When you talk to, you know, CEOs and people that run these companies, what they're saying is that all of the tariffs and these threats have created an environment of uncertainty. So they're putting off decisions about, you know, where to invest, how much to invest until this gets resolved.
So it may ultimately show up through some of the investment numbers. We start seeing a lot less new investment than we might have otherwise. But I don't - it is fair to say that there actually hasn't been a massively negative impact show up in, say, prices or anything like that that we've observed so far.
VANEK SMITH: So what are you watching for now?
BOWN: Right now, I'm waiting for the details of this agreement to be made public. I'd like to see something written down that has both, you know, the Chinese government's name on it and the American government's name on it that says these are the items that we're working for and to see how that plays out over the next 90 days.
VANEK SMITH: How do - what - how do you check? Do you - are you just, like, looking on different sites online? Are you, like, watching - is there sort of the equivalent of a C-SPAN for the G20?

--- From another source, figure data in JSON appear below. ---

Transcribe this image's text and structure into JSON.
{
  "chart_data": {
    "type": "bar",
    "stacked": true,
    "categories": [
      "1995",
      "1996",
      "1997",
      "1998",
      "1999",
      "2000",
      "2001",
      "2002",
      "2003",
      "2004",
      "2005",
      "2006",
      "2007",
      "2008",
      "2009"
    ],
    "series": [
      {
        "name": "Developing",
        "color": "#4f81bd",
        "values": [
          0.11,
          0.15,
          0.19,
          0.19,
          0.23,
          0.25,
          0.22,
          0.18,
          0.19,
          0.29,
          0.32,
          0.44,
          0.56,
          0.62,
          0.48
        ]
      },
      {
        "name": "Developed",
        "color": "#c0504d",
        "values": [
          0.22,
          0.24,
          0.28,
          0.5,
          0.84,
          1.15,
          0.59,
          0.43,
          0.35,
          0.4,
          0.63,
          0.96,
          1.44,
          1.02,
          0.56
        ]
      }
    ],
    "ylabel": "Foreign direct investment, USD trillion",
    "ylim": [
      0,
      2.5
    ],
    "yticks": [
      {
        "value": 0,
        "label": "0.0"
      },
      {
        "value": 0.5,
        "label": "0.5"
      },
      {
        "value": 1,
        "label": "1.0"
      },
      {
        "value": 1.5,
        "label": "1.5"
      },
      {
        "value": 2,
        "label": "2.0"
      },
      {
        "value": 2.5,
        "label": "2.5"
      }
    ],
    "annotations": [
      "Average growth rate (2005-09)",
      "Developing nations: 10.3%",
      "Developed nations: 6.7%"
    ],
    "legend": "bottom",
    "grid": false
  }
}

BOWN: There is this thing out there called Trade Twitter. You know, that's - I have found it the most efficient way to keep on top of what's going on with the Trump administration on trade policy.
VANEK SMITH: Trade Twitter - it's where it's at?
BOWN: Trade Twitter - it's where it's at.
VANEK SMITH: (Laughter) By the way, how do you find Trade Twitter? Is it just, like, hashtag Trade Twitter?
BOWN: (Laughter) Follow me on Twitter.
VANEK SMITH: (Laughter).
BOWN: I'm @ChadBown.
VANEK SMITH: You're our guide to Trade Twitter?
BOWN: I am, but I also feel as though you're an honorary member of Trade Twitter as well.
VANEK SMITH: Really?
VANEK SMITH: Well, I didn't even know this. And I am very excited to have this new, like, key into into all things trade. Well, Chad, thank you so much for talking with us about trade and China. And keep us updated.
BOWN: Thanks for having me. And anytime.